Under the change announced Tuesday, employees who decided to stay in the traditional plan in 2003 will--effective June 1, 2008--earn future pension benefits through the cash balance plan.

Under the cash balance plan, employees receive annual pay-related credits based on points that are a combination of age and service. Those credits range from 5% to 8% of pay. Additionally, employees' account balances are credited with interest based on a U.S. Treasury bill index.

Certain eligible employees age 40 and older moving to the cash balance plans will receive additional pay credits.

Aside from expanding the cash balance plan to all eligible employees, FedEx is improving its 401(k) plan. Effective Jan. 1, 2008, FedEx will match 100% of employees' salary deferrals on the first 1% of pay and 50% of deferrals on the next 5% of pay. Currently, FedEx's matching 401(k) contribution is capped at $500.

Among reasons for the pension plan changes, FedEx said, are employees' desire to make their pension benefits more portable. From the corporate perspective, there also is the need to reduce "unacceptable risk and volatility" caused by new pension funding and accounting rules, said FedEx Executive Vp and CFO Alan Graf Jr. in a statement.

"We believe these changes are the responsible thing to do and will help you prepare for a comfortable retirement, while at the same time protecting the company from significant financial risk," the company told its employees.

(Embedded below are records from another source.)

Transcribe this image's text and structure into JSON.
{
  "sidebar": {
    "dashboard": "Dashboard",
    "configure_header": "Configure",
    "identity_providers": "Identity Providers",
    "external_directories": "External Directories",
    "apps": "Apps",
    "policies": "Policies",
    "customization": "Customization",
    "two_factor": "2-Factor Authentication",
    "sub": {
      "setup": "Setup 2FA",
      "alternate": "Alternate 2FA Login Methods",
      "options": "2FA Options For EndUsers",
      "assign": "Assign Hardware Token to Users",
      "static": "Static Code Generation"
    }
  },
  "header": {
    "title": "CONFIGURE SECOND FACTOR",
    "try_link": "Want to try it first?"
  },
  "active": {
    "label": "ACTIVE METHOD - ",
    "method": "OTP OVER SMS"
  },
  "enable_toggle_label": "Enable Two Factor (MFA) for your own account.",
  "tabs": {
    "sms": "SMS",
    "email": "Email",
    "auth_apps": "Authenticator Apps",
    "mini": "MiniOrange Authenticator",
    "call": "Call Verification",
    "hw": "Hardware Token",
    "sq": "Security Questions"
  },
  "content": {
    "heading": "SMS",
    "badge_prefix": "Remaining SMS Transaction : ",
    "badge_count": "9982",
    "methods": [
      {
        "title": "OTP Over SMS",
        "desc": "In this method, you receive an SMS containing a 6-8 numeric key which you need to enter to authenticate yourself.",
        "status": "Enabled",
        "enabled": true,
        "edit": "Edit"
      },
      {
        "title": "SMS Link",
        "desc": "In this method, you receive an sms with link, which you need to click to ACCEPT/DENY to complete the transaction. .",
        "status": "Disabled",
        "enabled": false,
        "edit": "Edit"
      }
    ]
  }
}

FedEx, which last year was ranked No. 70 on the Fortune 100 list of largest corporations with more than $32.2 billion in revenue, is at least the third major company recently to add or expand a cash balance plan.

Earlier, MeadWestvaco Corp., a Richmond, Va.-based packaging and office products manufacturer, and SunTrust Banks Inc., the big Atlanta-based bank, announced conversions of traditional plans to cash balance plans, which are so named because benefits are expressed as a cash lump sum.